Of those deaths that were "officially" deemed suicide, 2,772 were
male and
only 854 were female.
In addition, the Home Office figures for homicide cannot show how many men
were murdered by the new boyfriend of an ex-partner. All we can glean is
that the men's murderer was either a family member, or someone categorised
as a "general acquaintance", or someone unknown to him.
Focusing on how many women are murdered by partners tends to make us
overlook two key points. Firstly, women are also murdered by their sons and
daughters. In 1995, 21 women were murdered in this way. Secondly, and of
perhaps greater significance, are the estimated 90 - 150 child homicides per
year perpetrated by adults - mostly mothers. It can only be an estimated
figure because of the subterfuges used, and diverse ways children meet their
end, e.g. deaths attributed to 'accidents', SIDS, deaths in house fires
while unsupervised by an adult, drowning, poisoning by over-salting food.
We have historically never associated the various forms of domestic violence
and child neglect with murder, but after the Victoria Climbie affair it is
about time we did.
Murder resides at one extreme of the abuse continuum, but about which we
rarely speak. "Fathers who kill" fits our collective tunnel vision
of
comforting bigotry. Society cannot afford, for all sorts of reasons, to face
up to the fact that the hand that rocks the cradles also kills the child. Nowhere
is this more evident than when judges have to decide child custody
issues - they cannot afford to be well informed.

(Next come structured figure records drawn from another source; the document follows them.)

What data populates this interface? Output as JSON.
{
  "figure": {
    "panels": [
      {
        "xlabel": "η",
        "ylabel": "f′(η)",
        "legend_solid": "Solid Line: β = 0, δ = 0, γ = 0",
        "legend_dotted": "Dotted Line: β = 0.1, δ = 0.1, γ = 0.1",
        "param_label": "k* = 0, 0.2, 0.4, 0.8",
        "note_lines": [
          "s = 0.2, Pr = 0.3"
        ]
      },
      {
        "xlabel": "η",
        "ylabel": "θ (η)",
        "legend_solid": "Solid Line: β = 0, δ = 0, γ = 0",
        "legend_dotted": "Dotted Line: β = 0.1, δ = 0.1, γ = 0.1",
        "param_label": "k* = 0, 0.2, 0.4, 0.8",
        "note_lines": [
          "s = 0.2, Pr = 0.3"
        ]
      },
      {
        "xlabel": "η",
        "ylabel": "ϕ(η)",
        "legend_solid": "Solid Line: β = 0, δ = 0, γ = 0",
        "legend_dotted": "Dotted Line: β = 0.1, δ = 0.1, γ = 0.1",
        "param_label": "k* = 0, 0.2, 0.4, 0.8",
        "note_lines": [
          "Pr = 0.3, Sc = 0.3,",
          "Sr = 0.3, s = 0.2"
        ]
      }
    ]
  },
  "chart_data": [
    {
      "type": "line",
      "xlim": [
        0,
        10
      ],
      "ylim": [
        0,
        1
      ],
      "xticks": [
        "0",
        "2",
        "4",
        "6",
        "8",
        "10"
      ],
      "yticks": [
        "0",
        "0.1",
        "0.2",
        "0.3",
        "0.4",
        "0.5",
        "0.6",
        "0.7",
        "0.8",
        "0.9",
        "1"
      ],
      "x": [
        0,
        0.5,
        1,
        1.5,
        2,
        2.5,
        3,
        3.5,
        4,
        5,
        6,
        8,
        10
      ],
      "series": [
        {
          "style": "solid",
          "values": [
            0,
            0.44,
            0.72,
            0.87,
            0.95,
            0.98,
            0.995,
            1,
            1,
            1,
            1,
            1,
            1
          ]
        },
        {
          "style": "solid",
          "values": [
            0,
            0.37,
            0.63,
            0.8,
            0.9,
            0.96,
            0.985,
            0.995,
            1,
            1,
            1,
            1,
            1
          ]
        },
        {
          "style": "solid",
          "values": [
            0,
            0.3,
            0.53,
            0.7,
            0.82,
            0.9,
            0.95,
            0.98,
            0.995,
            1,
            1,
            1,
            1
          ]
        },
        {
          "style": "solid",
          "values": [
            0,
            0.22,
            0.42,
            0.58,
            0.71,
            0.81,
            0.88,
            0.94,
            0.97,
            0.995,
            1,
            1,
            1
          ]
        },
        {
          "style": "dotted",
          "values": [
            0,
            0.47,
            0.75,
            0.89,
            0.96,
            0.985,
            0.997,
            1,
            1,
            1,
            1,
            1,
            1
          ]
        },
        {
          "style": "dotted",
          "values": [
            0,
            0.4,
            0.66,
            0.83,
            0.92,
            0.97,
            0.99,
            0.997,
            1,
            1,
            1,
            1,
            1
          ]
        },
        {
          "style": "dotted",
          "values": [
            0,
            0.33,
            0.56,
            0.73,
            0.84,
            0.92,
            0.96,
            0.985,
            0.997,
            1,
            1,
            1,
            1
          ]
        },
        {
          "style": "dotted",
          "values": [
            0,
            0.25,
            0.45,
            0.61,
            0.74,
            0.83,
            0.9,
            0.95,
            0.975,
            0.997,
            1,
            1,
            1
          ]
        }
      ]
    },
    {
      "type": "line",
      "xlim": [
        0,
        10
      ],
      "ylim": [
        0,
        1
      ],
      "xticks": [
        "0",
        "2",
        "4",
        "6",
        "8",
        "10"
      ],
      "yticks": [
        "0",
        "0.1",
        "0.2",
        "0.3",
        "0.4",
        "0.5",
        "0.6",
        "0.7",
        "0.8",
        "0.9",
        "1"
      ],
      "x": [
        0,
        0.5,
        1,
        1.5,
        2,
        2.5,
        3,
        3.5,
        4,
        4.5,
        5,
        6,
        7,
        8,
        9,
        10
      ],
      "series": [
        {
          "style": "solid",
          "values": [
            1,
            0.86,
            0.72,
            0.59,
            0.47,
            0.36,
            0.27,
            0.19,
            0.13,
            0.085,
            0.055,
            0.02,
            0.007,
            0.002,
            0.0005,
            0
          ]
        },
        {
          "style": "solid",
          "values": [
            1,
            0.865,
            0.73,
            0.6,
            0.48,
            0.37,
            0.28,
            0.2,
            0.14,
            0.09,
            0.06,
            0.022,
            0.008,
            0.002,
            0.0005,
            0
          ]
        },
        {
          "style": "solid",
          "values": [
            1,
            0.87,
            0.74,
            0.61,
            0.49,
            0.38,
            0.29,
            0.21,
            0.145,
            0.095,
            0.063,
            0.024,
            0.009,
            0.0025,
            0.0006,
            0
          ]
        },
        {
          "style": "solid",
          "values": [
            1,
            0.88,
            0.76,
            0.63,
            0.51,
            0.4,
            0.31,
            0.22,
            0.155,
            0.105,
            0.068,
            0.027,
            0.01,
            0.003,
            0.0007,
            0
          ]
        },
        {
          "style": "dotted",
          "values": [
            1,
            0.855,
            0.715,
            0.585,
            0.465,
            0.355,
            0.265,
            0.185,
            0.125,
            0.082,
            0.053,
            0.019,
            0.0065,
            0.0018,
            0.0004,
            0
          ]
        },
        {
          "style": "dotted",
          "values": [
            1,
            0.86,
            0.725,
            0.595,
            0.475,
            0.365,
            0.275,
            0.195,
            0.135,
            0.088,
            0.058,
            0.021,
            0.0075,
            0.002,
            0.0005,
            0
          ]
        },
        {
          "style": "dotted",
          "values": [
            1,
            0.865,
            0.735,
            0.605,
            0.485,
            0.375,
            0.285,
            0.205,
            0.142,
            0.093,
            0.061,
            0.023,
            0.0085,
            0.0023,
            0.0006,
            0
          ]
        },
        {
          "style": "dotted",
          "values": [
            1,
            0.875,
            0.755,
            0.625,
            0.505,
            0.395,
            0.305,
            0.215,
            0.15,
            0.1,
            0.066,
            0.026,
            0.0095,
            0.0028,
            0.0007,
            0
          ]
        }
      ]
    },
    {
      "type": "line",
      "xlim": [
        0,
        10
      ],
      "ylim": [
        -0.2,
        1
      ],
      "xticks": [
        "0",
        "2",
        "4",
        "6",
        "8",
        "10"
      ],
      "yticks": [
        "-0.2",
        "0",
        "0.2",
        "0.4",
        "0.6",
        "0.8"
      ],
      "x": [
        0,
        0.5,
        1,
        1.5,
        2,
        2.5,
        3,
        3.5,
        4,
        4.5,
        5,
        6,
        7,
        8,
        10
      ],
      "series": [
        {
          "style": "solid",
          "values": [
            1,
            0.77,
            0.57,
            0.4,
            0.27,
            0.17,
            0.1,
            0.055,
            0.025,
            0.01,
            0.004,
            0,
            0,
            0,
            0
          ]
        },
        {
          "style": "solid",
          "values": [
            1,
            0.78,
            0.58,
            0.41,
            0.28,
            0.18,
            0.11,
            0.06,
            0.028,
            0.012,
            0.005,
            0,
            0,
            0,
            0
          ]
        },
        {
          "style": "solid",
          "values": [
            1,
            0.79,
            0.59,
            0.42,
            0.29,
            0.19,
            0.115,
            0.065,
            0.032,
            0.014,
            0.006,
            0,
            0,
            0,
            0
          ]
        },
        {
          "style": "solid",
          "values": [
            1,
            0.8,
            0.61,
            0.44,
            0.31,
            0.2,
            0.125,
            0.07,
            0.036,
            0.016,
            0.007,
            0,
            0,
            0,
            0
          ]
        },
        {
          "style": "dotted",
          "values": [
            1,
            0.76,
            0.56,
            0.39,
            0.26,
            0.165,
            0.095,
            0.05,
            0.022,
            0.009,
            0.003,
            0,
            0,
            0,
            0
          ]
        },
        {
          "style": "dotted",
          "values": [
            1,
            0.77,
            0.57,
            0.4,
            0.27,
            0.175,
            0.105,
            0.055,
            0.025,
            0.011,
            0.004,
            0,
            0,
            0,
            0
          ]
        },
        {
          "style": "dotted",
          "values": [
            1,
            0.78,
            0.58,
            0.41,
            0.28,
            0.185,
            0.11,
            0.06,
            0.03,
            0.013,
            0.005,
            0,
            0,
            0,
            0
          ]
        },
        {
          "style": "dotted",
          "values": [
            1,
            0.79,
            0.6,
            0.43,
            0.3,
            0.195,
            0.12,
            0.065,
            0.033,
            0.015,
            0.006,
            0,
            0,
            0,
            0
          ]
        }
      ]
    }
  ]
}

In Britain we only have to recall a few of the infamous cases of child
deaths to see that most child deaths are linked (though we are rarely told
this)
to fatherless families in some way; to lone mothers, or divorcees, or to
their new-found boyfriends. This has been the pattern since the distant days
of Marie Cowell (1974) and Rikky Neave (1995) to the Climbie enquiry of the
present day.
The problem is that most women, and probably to an equal extent all
fair-minded men, subconsciously subscribe to the iconography of "mother
as
nurturer". This makes the reality of "mother as murderer"
appear
counter-intuitive and very difficult to accept.
However, accept it we must, for any reluctance to acknowledge the reality can
only leave our children even more vulnerable. Unless and until we
realise that we are all "in denial" about women's ability to murder,
we will
continue to allow more children to meet their deaths. If we suppress the
true situation, children will remain vulnerable. It will constitute an
open invitation, courtesy of our blind complicity, to continued the killing.